In short, the idea that Russia needed "strong leadership" is little more than another bourgeoisie myth. What the Russians needed was vision--and they had plenty of that. In the subsequent struggle, an unfortunate variety of visions prevailed but it was in no way certain, or a given outcome.
It is worth, alongside Kropotkin's sway, also citing the activities of Nestor Makhno in the Ukraine--wherein this anarchist and his supporters were able to hold off both the Whites and the Trotsky's Red Army for years, as the former sought to crush vision and the latter to betray it.
Glen Murtz
4 years ago
Shame on this "Educator".
You know what I love?
I love people who fail to acknowledge that NOT doing anything when it could be done is as bad as doing it.
Western democracies have consistently turned tail on say, dead and dying Burmese monks or played nice with apartheid regimes... and on and on and on...
Some day the "complicit bystander" will be rightly revealed as monstorous as those whose actions have taken lives.
This "authors" comments demonstrate just how disgustingly blind one can be to such a phenomenon...
Sickening.
Skywalker
4 years ago
Tulip and ME2
I hope you didn't intend to elevate Nestor Mahkno to some status as a "strong leader". He was hardly that unless killing and raping innocents has become the standard for strong leadership. He was just another opportunistic thug or war lord who prevailed for a time when the country was in a civil war and the law was what you could enforce yourself. Look at http://www.mph.org/hp/books/NestorMakhno.htm for a small glimpse into his activities.
The great tragedy of the entire revolution is that the leaders had absolutely no idea or capacity to run the country. It was revenge and greed motivated and bathed in blood. The killed off any person with the intelligence to assist them, killed off any person who had shown initiative and as a result the revolution failed miserably.

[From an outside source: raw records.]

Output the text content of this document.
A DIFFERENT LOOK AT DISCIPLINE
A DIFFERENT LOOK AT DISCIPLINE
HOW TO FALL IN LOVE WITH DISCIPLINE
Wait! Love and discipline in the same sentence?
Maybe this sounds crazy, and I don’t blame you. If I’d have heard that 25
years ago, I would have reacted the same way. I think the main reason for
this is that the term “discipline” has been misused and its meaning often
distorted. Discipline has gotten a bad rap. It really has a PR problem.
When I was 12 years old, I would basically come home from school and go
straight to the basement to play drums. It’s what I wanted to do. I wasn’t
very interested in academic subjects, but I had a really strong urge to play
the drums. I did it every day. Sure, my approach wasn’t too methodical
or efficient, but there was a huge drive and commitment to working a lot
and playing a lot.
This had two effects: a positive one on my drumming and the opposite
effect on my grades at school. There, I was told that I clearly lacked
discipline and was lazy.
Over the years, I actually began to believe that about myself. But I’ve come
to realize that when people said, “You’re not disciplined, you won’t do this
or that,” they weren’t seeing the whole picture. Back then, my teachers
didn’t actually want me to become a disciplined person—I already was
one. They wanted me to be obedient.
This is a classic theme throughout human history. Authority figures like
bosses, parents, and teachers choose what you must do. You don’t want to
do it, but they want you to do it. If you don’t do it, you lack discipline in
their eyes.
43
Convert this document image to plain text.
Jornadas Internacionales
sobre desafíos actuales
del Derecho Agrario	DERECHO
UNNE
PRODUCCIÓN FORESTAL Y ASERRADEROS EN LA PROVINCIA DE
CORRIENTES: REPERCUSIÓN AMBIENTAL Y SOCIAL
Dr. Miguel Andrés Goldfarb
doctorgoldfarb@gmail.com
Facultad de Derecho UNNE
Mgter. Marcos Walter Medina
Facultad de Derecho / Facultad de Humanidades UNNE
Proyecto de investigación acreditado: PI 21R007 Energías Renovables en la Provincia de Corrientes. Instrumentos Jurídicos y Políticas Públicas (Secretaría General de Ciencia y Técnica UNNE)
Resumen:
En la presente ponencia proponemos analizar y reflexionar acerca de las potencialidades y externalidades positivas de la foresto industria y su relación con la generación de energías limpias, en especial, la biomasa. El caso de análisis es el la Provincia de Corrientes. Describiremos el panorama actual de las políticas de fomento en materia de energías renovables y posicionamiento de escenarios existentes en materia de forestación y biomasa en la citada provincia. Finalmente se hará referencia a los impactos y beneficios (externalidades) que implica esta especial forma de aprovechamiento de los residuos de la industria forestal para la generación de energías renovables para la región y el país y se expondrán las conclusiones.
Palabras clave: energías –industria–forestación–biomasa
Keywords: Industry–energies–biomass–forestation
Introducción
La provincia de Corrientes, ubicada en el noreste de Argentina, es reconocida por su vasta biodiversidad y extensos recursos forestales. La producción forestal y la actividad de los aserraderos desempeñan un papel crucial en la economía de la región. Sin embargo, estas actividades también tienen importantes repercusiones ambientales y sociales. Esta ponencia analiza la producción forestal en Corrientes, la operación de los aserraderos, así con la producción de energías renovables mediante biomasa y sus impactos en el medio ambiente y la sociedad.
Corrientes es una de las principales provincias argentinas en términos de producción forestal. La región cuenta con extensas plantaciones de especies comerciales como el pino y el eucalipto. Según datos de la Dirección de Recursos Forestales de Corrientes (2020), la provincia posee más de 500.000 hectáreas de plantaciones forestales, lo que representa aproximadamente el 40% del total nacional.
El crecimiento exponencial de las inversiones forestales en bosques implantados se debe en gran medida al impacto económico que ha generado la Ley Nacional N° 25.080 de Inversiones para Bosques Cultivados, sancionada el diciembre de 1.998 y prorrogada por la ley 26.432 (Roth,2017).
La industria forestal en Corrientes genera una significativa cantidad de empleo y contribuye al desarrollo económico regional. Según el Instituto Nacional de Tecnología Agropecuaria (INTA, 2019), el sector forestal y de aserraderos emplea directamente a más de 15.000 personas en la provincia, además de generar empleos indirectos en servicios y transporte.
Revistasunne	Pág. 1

I see some comparisons to Bush as his "rule" also has victims even if not to the same degree. When the tally comes in he too will have blood on his hands. But against Stalin he is a piker.
ME2
4 years ago
Glen Murtz
But you avoid my central point, Glen. You write:
"I love people who fail to acknowledge that NOT doing anything when it could be done is as bad as doing it."
Perhaps your "complicit bystander" might be someone who allows people to come under the spell of demagogues who then break up a larger, relatively peaceful group of people into a series of smaller groups which are fuelled by mutual hatreds.
But then, I suppose the killing of ten people in each of ten situations can be forgiven while the killing of 100 people in one situation cannot.